Group members stated that once a technology capable of improving elderly care is identified, piloting and evaluation are critical components of its ultimate adoption. However, the most challenging aspect currently lies in the technology identification phase during initiation—specifically, determining which type of technology to select or which areas it should serve to maximize its impact.
Mills pointed out that physicians will soon need to decide how to comply with the Medicare Access and CHIP Reauthorization Act (MACRA), and there are many ways to choose value-based care pathways. In his view, the home care sector is where much innovation is taking place. Among the most valuable innovations are applications that allow patients and caregivers to integrate chronic care management into daily life, as well as sensors that provide data and give physicians insight into patients’ conditions during interim periods—often referred to as the “gap” in patient care.
Previously, medical care plans prescribed by physicians were often discontinued once patients were discharged and returned home. The advent of chronic care management applications has significantly improved this situation. Consequently, risk-bearing healthcare providers have shown strong interest in this technology and have begun leveraging it to enhance the continuity of patient data between outpatient visits.

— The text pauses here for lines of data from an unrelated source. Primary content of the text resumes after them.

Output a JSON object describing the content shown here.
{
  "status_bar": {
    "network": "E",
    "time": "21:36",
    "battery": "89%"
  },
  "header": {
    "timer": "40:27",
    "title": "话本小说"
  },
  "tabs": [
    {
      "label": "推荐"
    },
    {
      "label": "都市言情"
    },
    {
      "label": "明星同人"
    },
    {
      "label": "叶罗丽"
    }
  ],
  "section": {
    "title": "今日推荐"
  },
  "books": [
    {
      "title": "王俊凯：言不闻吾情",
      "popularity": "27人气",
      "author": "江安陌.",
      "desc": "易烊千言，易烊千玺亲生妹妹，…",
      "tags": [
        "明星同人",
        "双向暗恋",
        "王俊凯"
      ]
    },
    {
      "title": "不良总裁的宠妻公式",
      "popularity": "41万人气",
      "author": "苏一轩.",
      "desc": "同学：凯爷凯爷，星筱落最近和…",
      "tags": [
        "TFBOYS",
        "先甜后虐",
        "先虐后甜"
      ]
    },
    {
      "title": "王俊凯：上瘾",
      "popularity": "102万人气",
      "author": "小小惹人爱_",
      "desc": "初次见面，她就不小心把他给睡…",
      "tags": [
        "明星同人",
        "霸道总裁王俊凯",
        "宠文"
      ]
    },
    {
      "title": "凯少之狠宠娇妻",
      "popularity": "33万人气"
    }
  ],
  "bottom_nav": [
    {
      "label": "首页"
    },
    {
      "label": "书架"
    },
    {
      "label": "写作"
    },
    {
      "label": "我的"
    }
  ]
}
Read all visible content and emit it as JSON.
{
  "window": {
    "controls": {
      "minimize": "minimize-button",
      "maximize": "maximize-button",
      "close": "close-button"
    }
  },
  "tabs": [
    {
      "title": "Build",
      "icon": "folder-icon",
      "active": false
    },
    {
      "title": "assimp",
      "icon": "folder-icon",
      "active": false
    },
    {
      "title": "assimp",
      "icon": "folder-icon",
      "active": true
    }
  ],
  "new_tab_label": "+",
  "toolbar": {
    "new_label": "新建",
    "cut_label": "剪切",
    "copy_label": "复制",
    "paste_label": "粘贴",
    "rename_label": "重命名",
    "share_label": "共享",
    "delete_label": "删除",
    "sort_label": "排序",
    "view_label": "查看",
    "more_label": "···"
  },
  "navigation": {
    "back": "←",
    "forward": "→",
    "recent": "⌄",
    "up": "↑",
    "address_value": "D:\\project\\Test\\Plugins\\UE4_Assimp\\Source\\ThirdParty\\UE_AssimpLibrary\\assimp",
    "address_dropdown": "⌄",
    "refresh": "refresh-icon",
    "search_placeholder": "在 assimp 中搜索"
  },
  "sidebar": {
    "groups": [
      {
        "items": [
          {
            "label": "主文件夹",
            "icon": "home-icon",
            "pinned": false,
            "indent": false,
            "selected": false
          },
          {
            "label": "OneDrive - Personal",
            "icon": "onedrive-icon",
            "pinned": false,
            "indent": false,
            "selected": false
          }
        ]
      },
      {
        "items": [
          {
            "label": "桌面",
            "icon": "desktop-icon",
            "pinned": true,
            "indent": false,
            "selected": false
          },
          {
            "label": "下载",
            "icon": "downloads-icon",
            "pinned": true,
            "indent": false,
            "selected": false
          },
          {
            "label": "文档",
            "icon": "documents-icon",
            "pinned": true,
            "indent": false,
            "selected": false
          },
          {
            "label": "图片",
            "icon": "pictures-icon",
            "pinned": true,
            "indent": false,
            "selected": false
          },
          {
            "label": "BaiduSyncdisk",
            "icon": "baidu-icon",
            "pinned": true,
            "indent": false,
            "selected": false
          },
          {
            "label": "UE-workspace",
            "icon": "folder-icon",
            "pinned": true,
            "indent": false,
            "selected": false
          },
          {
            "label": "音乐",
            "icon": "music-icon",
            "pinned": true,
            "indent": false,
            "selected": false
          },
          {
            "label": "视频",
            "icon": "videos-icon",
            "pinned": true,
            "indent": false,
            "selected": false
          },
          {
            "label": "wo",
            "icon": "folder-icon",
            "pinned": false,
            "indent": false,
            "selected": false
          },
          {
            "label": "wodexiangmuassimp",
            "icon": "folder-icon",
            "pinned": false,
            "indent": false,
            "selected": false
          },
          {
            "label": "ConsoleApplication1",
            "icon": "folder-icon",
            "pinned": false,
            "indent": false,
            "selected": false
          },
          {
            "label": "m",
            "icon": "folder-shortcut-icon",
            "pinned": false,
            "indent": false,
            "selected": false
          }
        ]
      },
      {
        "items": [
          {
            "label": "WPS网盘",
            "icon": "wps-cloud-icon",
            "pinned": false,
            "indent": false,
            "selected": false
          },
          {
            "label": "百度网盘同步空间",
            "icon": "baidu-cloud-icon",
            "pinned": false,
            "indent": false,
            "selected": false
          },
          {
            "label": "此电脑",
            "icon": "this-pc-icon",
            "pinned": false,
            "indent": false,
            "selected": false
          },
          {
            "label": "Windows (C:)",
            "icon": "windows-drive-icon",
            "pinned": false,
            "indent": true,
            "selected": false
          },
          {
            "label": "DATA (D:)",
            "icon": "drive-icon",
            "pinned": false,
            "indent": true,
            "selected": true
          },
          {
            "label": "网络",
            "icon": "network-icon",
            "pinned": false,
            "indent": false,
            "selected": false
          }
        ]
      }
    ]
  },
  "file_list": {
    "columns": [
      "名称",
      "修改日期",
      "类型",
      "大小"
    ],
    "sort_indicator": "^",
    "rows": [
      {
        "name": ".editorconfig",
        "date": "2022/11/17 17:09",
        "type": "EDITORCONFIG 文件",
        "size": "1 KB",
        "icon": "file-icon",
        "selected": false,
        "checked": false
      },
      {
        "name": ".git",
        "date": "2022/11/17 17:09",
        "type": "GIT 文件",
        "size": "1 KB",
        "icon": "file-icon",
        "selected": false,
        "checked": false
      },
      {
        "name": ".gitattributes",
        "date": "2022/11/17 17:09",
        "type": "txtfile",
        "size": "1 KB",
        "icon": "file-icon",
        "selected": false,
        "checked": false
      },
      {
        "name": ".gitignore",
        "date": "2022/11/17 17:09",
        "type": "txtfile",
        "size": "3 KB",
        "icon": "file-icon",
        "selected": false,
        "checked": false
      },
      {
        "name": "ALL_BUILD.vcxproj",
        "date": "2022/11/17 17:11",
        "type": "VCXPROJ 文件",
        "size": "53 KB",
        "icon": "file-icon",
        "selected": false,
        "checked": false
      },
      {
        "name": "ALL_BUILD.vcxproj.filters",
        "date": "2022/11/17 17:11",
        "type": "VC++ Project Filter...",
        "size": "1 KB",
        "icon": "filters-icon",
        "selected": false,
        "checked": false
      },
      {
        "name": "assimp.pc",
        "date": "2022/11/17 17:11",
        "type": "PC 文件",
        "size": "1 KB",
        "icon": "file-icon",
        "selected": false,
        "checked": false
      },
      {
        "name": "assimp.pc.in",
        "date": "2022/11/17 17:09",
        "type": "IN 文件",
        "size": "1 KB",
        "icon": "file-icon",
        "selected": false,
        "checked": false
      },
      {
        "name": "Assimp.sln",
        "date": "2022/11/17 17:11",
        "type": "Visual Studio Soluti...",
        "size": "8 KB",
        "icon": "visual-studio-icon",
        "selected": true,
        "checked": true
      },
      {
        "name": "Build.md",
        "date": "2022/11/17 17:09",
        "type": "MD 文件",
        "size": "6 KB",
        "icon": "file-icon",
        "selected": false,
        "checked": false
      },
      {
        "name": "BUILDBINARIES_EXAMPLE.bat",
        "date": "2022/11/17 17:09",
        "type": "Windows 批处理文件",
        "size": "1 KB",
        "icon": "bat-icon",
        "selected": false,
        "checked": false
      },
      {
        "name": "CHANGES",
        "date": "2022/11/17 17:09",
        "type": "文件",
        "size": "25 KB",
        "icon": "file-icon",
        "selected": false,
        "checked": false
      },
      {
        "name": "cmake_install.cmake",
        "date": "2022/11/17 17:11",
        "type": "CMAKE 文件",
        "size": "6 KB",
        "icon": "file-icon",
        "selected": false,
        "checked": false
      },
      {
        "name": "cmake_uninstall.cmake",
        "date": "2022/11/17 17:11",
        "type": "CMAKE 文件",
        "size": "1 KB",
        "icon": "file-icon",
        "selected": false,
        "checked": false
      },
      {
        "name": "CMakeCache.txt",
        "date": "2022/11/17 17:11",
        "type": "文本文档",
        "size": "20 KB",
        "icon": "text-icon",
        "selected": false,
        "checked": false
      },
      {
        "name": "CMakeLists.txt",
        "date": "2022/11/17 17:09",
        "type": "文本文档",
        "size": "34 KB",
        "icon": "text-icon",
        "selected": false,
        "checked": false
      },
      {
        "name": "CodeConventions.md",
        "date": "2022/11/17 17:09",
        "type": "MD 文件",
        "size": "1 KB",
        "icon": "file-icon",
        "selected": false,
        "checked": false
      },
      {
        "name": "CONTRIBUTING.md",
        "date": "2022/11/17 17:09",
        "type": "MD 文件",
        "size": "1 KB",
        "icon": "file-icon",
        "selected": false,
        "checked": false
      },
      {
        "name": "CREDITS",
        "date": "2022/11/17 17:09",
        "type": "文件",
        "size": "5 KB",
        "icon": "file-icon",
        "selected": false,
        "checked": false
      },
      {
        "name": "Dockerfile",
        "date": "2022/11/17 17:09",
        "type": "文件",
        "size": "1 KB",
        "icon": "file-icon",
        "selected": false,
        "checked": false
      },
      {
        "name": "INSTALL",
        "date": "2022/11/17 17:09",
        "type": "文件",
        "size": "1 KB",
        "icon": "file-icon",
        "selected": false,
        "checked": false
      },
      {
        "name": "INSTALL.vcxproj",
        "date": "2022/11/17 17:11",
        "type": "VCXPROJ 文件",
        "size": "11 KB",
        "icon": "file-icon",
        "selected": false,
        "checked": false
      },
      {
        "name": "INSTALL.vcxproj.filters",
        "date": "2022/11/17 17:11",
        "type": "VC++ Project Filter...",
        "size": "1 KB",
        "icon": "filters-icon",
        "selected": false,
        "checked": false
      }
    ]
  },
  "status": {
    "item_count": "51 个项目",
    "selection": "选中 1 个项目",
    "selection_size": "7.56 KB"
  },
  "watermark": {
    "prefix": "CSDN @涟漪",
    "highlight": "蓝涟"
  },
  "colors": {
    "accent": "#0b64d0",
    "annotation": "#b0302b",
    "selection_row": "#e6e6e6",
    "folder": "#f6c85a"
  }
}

Sarafan stated that building backend technology is crucial to enhancing the value of care. It enables the creation of analytics and systems to track patients’ health status, schedule staff, match patients with appropriate caregivers or clinicians, and gain deeper insights into relevant populations to develop more personalized care approaches. She introduced that Home Care Assistance is committed to collecting more and better data to share with its 10,000 referral partners across the United States, enabling them to understand patients’ conditions during “gap periods,” as well as the status of emergency department patients or those undergoing check-ups who are discharged home after two or three follow-up visits per year. To date, Home Care Assistance has maintained round-the-clock engagement with patients for months or even years. Only through such efforts can the company continuously share optimal patient data with various stakeholders in the ecosystem and reduce patients’ preventable hospitalization rates.